Aubrey wasn’t particularly fond of the woman. Not for the first time, she wished Tella was back from her trip. The Subian warrior had insisted on taking a passenger dirigible to visit the capitol, Grazburg. She was fascinated with how the gears and steam and glass all worked together to achieve wonders and wanted to see the points of interest. She also had a way with the Fae that couldn’t be learned. But Tella was in Aqualinne by choice and worked with Audrey out of respect and curiosity. She was not a deputy of the city, duty-bound to obey Audrey’s orders. Jexi Hamnar, on the other hand, was young, idealistic, and had an annoying eagerness to always do the right thing. She was too young to have experienced battle but had the kind of fire that made for heroic corpses. The ones the Imperial Court liked to toast at funerals and grant posthumous medals to show foot soldiers as examples of perfect sacrifice for the Empire. Aubrey didn’t really like heroes— they tended to get the people around them killed.
“Constable?” Hamnar said.
“What do you know about the Fae?”
“Just the stories,” Hamnar replied. “And the usual children’s games. Chasing a will-o’-wisp through the hills or trying to follow a spriggen back to buried treasure.”

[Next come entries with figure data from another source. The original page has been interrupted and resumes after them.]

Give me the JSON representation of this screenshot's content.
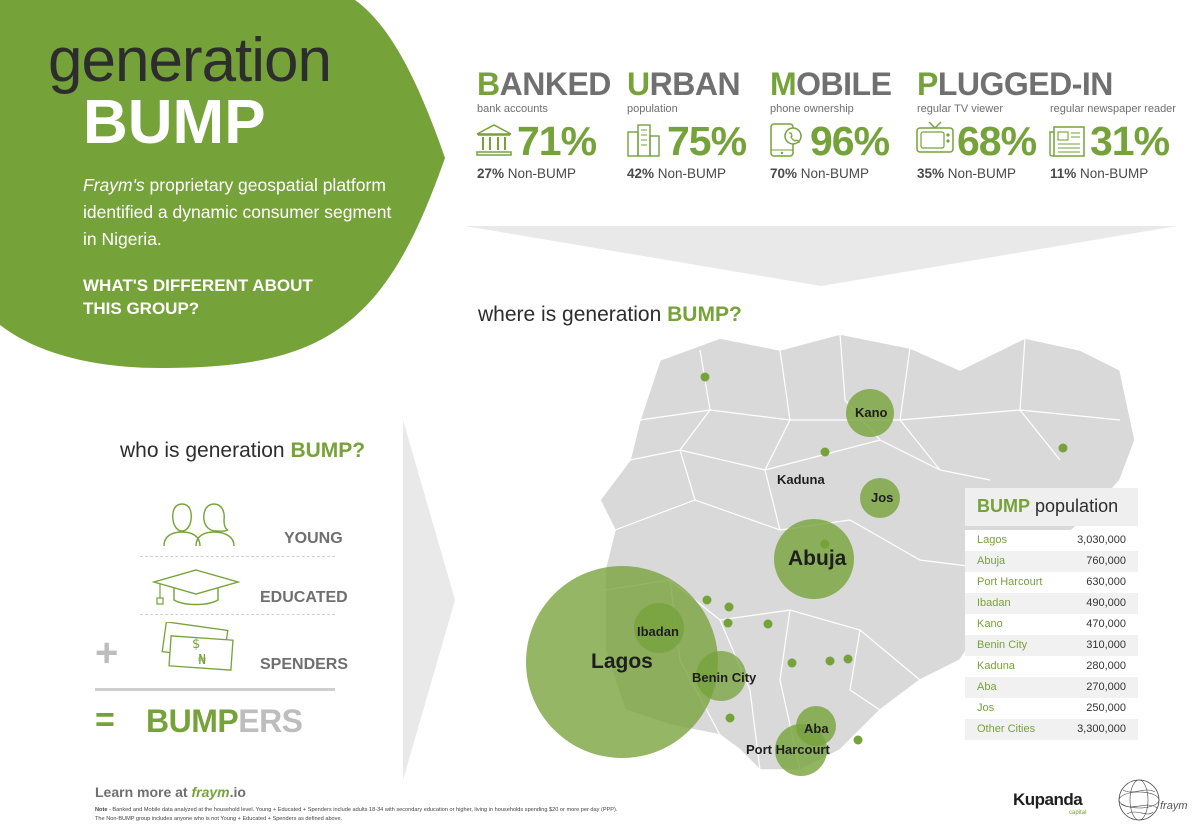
{
  "hero": {
    "title_line1": "generation",
    "title_line2": "BUMP",
    "brand": "Fraym's",
    "description": "proprietary geospatial platform identified a dynamic consumer segment in Nigeria.",
    "question_line1": "WHAT'S DIFFERENT ABOUT",
    "question_line2": "THIS GROUP?"
  },
  "stats": [
    {
      "cap": "B",
      "rest": "ANKED",
      "sub": "bank accounts",
      "value": "71%",
      "non_pct": "27%",
      "non_label": "Non-BUMP",
      "icon": "bank-icon"
    },
    {
      "cap": "U",
      "rest": "RBAN",
      "sub": "population",
      "value": "75%",
      "non_pct": "42%",
      "non_label": "Non-BUMP",
      "icon": "building-icon"
    },
    {
      "cap": "M",
      "rest": "OBILE",
      "sub": "phone ownership",
      "value": "96%",
      "non_pct": "70%",
      "non_label": "Non-BUMP",
      "icon": "phone-icon"
    },
    {
      "cap": "P",
      "rest": "LUGGED-IN",
      "sub": "regular TV viewer",
      "value": "68%",
      "non_pct": "35%",
      "non_label": "Non-BUMP",
      "icon": "tv-icon"
    },
    {
      "sub": "regular newspaper reader",
      "value": "31%",
      "non_pct": "11%",
      "non_label": "Non-BUMP",
      "icon": "newspaper-icon"
    }
  ],
  "where": {
    "prefix": "where is generation",
    "highlight": "BUMP?"
  },
  "who": {
    "prefix": "who is generation",
    "highlight": "BUMP?",
    "items": [
      "YOUNG",
      "EDUCATED",
      "SPENDERS"
    ],
    "plus": "+",
    "equals": "=",
    "result_a": "BUMP",
    "result_b": "ERS"
  },
  "map": {
    "cities": [
      "Kano",
      "Kaduna",
      "Jos",
      "Abuja",
      "Ibadan",
      "Lagos",
      "Benin City",
      "Aba",
      "Port Harcourt"
    ]
  },
  "population": {
    "title_a": "BUMP",
    "title_b": "population",
    "rows": [
      {
        "city": "Lagos",
        "value": "3,030,000"
      },
      {
        "city": "Abuja",
        "value": "760,000"
      },
      {
        "city": "Port Harcourt",
        "value": "630,000"
      },
      {
        "city": "Ibadan",
        "value": "490,000"
      },
      {
        "city": "Kano",
        "value": "470,000"
      },
      {
        "city": "Benin City",
        "value": "310,000"
      },
      {
        "city": "Kaduna",
        "value": "280,000"
      },
      {
        "city": "Aba",
        "value": "270,000"
      },
      {
        "city": "Jos",
        "value": "250,000"
      },
      {
        "city": "Other Cities",
        "value": "3,300,000"
      }
    ]
  },
  "footer": {
    "learn_prefix": "Learn more at",
    "learn_site": "fraym",
    "learn_tld": ".io",
    "note_label": "Note",
    "note_line1": " - Banked and Mobile data analyzed at the household level. Young + Educated + Spenders include adults 18-34 with secondary education or higher, living in households spending $20 or more per day (PPP).",
    "note_line2": "The Non-BUMP group includes anyone who is not Young + Educated + Spenders as defined above.",
    "kupanda": "Kupanda",
    "kupanda_sub": "capital",
    "fraym": "fraym"
  },
  "colors": {
    "accent": "#76a23a",
    "gray": "#6f6f6f",
    "map": "#d9d9d9"
  }
}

“I thought not. This will be valuable. Have Antol and Elke take the body to the icehouse. Antol can arrange for Dr. Glocken to review the body and send his report. You’re with me.”
Hamnar nodded and moved to pass the orders to the other deputies.
Aubrey turned back to Abela.
“Thank you for your time, burgher. I’ll keep you updated on the investigation.”
Abela gave her a half smile.
“If you must.” He moved back to his waiting carriage, climbed inside and was gone.